CON un deseo secreto, maligno y puro de que no me gustara mucho, con una meditada estrategia de distancia y superioridad fui a ver Del revés, con la vocación de encontrar argumentos para apartarme de la opinión universal, del elogio masivo, de la crítica unánime, con el cosquilleo entretenidísimo de ir a la contra, de separarme, de impugnar la tendencia que prescribe mayoritariamente la asimilación de cualquier cosa de Pixar como una obra maestra, de disparar contra esa sintonía, contra esa casi obligación, de envilecer esa inercia con voluntad, con discurso y con la reivindicación del juicio individual, sobre todo cuando lleva a la soledad, el apartamiento, la excepción, la incomprensión, que es algo que me pone. En la ominosa tarde de julio, en el desvalido primer pase, en la sala casi vacía de la versión original con una niña rubita creo que inglesa que subía y bajaba los escalones como si estuviera en un parque de atracciones, deseé con colmillo y malaje, con pólvora de verano y perro viejo, que no me gustara o me gustara poco Del revés.

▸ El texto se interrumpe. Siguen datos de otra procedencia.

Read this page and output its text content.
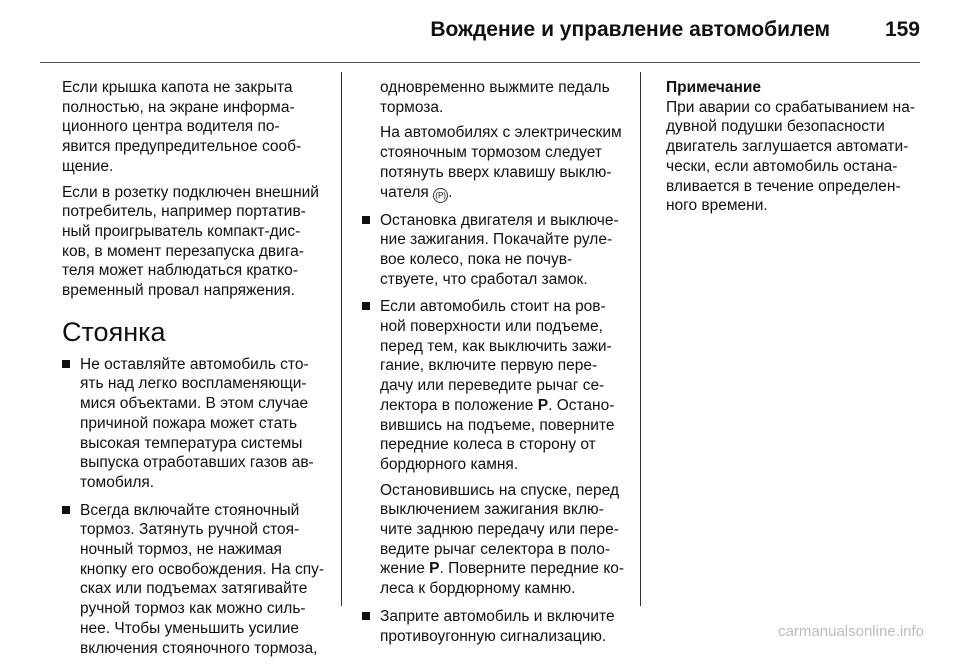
Вождение и управление автомобилем	159

Если крышка капота не закрыта
полностью, на экране информа-
ционного центра водителя по-
явится предупредительное сооб-
щение.

Если в розетку подключен внешний
потребитель, например портатив-
ный проигрыватель компакт-дис-
ков, в момент перезапуска двига-
теля может наблюдаться кратко-
временный провал напряжения.

Стоянка
Не оставляйте автомобиль сто-
ять над легко воспламеняющи-
мися объектами. В этом случае
причиной пожара может стать
высокая температура системы
выпуска отработавших газов ав-
томобиля.
Всегда включайте стояночный
тормоз. Затянуть ручной стоя-
ночный тормоз, не нажимая
кнопку его освобождения. На спу-
сках или подъемах затягивайте
ручной тормоз как можно силь-
нее. Чтобы уменьшить усилие
включения стояночного тормоза,
одновременно выжмите педаль
тормоза.
На автомобилях с электрическим
стояночным тормозом следует
потянуть вверх клавишу выклю-
чателя (P) .
Остановка двигателя и выключе-
ние зажигания. Покачайте руле-
вое колесо, пока не почув-
ствуете, что сработал замок.
Если автомобиль стоит на ров-
ной поверхности или подъеме,
перед тем, как выключить зажи-
гание, включите первую пере-
дачу или переведите рычаг се-
лектора в положение P. Остано-
вившись на подъеме, поверните
передние колеса в сторону от
бордюрного камня.
Остановившись на спуске, перед
выключением зажигания вклю-
чите заднюю передачу или пере-
ведите рычаг селектора в поло-
жение P. Поверните передние ко-
леса к бордюрному камню.
Заприте автомобиль и включите
противоугонную сигнализацию.
Примечание

При аварии со срабатыванием на-
дувной подушки безопасности
двигатель заглушается автомати-
чески, если автомобиль остана-
вливается в течение определен-
ного времени.

carmanualsonline.info
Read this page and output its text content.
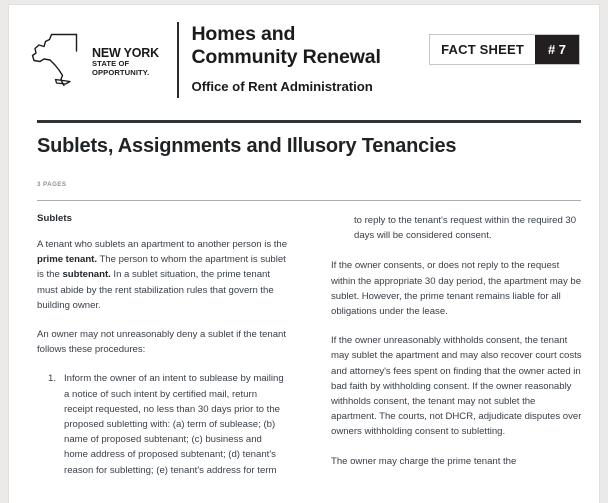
NEW YORK
STATE OF
OPPORTUNITY.
Homes and
Community Renewal
Office of Rent Administration
FACT SHEET	# 7
Sublets, Assignments and Illusory Tenancies
3 PAGES
Sublets

A tenant who sublets an apartment to another person is the prime tenant. The person to whom the apartment is sublet is the subtenant. In a sublet situation, the prime tenant must abide by the rent stabilization rules that govern the building owner.

An owner may not unreasonably deny a sublet if the tenant follows these procedures:

Inform the owner of an intent to sublease by mailing a notice of such intent by certified mail, return receipt requested, no less than 30 days prior to the proposed subletting with: (a) term of sublease; (b) name of proposed subtenant; (c) business and home address of proposed subtenant; (d) tenant's reason for subletting; (e) tenant's address for term

to reply to the tenant's request within the required 30 days will be considered consent.

If the owner consents, or does not reply to the request within the appropriate 30 day period, the apartment may be sublet. However, the prime tenant remains liable for all obligations under the lease.

If the owner unreasonably withholds consent, the tenant may sublet the apartment and may also recover court costs and attorney's fees spent on finding that the owner acted in bad faith by withholding consent. If the owner reasonably withholds consent, the tenant may not sublet the apartment. The courts, not DHCR, adjudicate disputes over owners withholding consent to subletting.

The owner may charge the prime tenant the
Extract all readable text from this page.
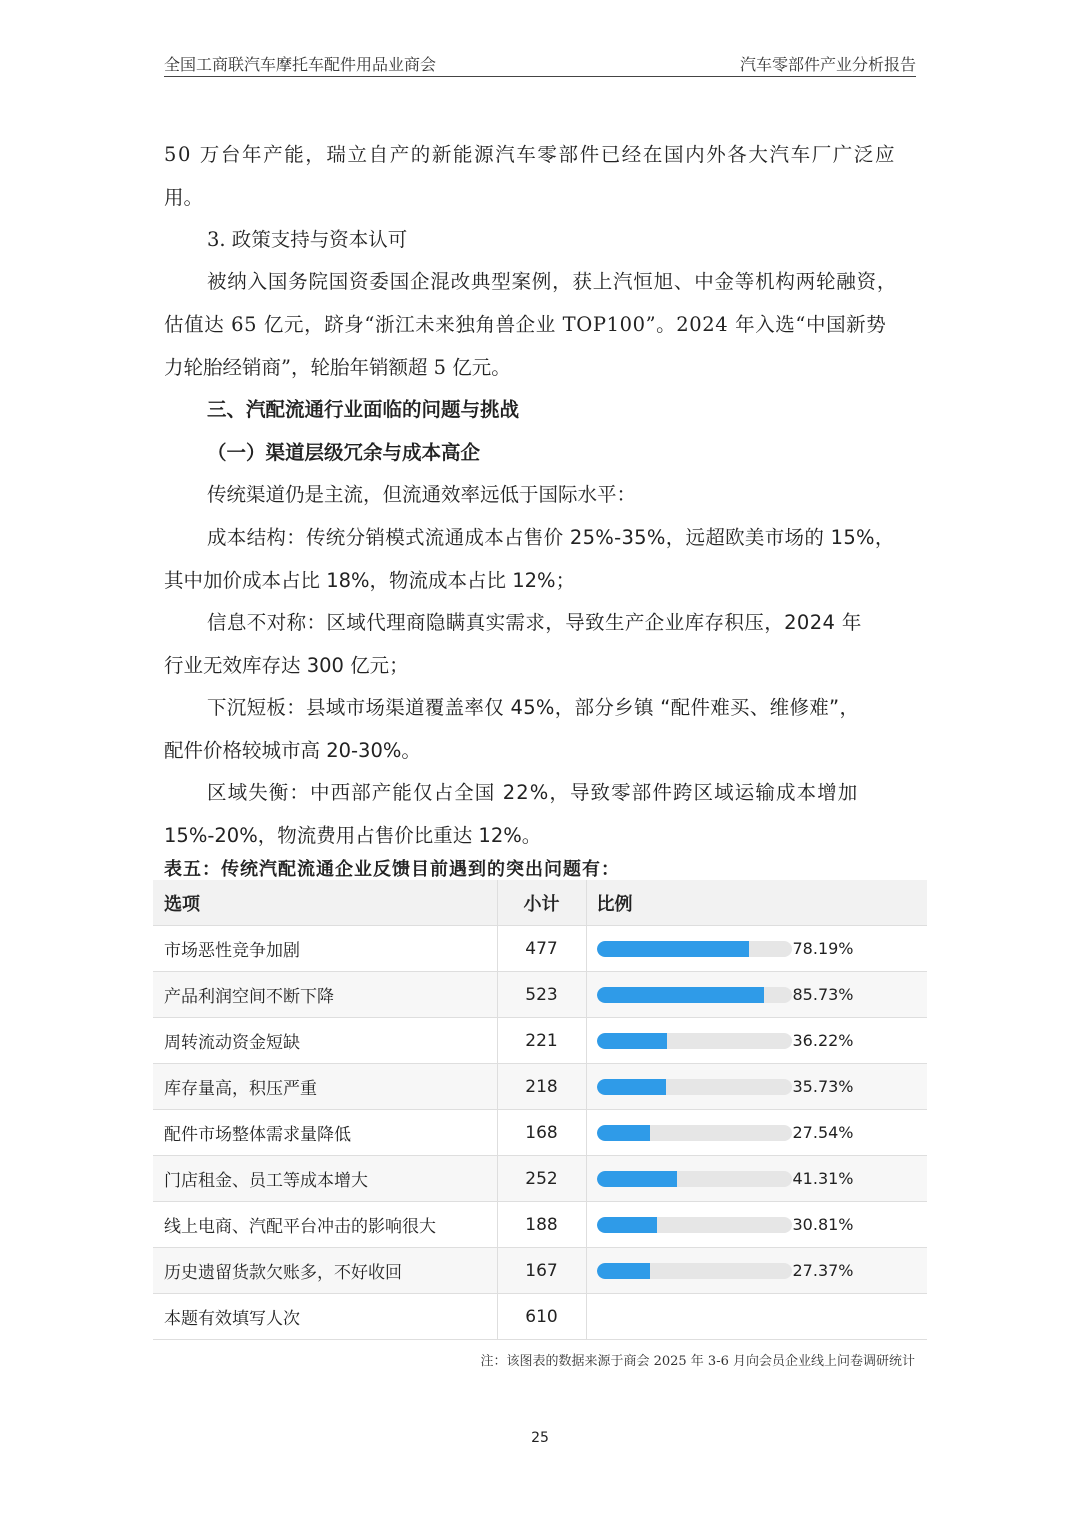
全国工商联汽车摩托车配件用品业商会	汽车零部件产业分析报告
50 万台年产能，瑞立自产的新能源汽车零部件已经在国内外各大汽车厂广泛应
用。
3. 政策支持与资本认可
被纳入国务院国资委国企混改典型案例，获上汽恒旭、中金等机构两轮融资，
估值达 65 亿元，跻身“浙江未来独角兽企业 TOP100”。2024 年入选“中国新势
力轮胎经销商”，轮胎年销额超 5 亿元。
三、汽配流通行业面临的问题与挑战
（一）渠道层级冗余与成本高企
传统渠道仍是主流，但流通效率远低于国际水平：
成本结构：传统分销模式流通成本占售价 25%-35%，远超欧美市场的 15%，
其中加价成本占比 18%，物流成本占比 12%；
信息不对称：区域代理商隐瞒真实需求，导致生产企业库存积压，2024 年
行业无效库存达 300 亿元；
下沉短板：县域市场渠道覆盖率仅 45%，部分乡镇 “配件难买、维修难”，
配件价格较城市高 20-30%。
区域失衡：中西部产能仅占全国 22%，导致零部件跨区域运输成本增加
15%-20%，物流费用占售价比重达 12%。
表五：传统汽配流通企业反馈目前遇到的突出问题有：
选项	小计	比例
市场恶性竞争加剧	477	78.19%
产品利润空间不断下降	523	85.73%
周转流动资金短缺	221	36.22%
库存量高，积压严重	218	35.73%
配件市场整体需求量降低	168	27.54%
门店租金、员工等成本增大	252	41.31%
线上电商、汽配平台冲击的影响很大	188	30.81%
历史遗留货款欠账多，不好收回	167	27.37%
本题有效填写人次	610	
注：该图表的数据来源于商会 2025 年 3-6 月向会员企业线上问卷调研统计
25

Pero fue imposible. Es una sinfonía emocional, brillante, imaginativa, empática, total. Cómo aceptar, cómo digerir el desarmante hallazgo de que todos estamos en esta película, porque todos hemos crecido, aprendido, sufrido en el proceso, todos nos hemos hecho mayores, hemos soportado el dolor del crecimiento como inevitable cláusula de desarrollo. Es tan buena, es tan compleja, es tan sencilla, es tan palpitante la película que resulta obsceno o injusto no decir mucho de ella. Pero quedémonos con un aspecto por su pertinente dimensión contracultural o contrasocial: la vindicación de la tristeza. En un mundo (occidental) ideológicamente condicionado por el inmaculado abecedario del buenismo, esta película subraya la elemental y para muchos reaccionaria disposición de que el crecimiento conlleva necesariamente tropezones, sufrimientos, desarraigos, de que la vida, en contra de lo que piensa la niñita rubia que va y viene, demasiado chica, no es un parque de atracciones, no es un algodón dulce que se puede ir comiendo aleatoria e indefinidamente. Caerse y levantarse y pensar y comprender y seguir y rectificar, eso es madurar, y así se refleja en esta película preciosa en la que reímos como niños y lloramos como niños y de la que salimos indecisamente transformados, deslumbrados, fragilizados y mejores, incluso más comprensivos con la niña prepúber que no ha dejado de dar por culo.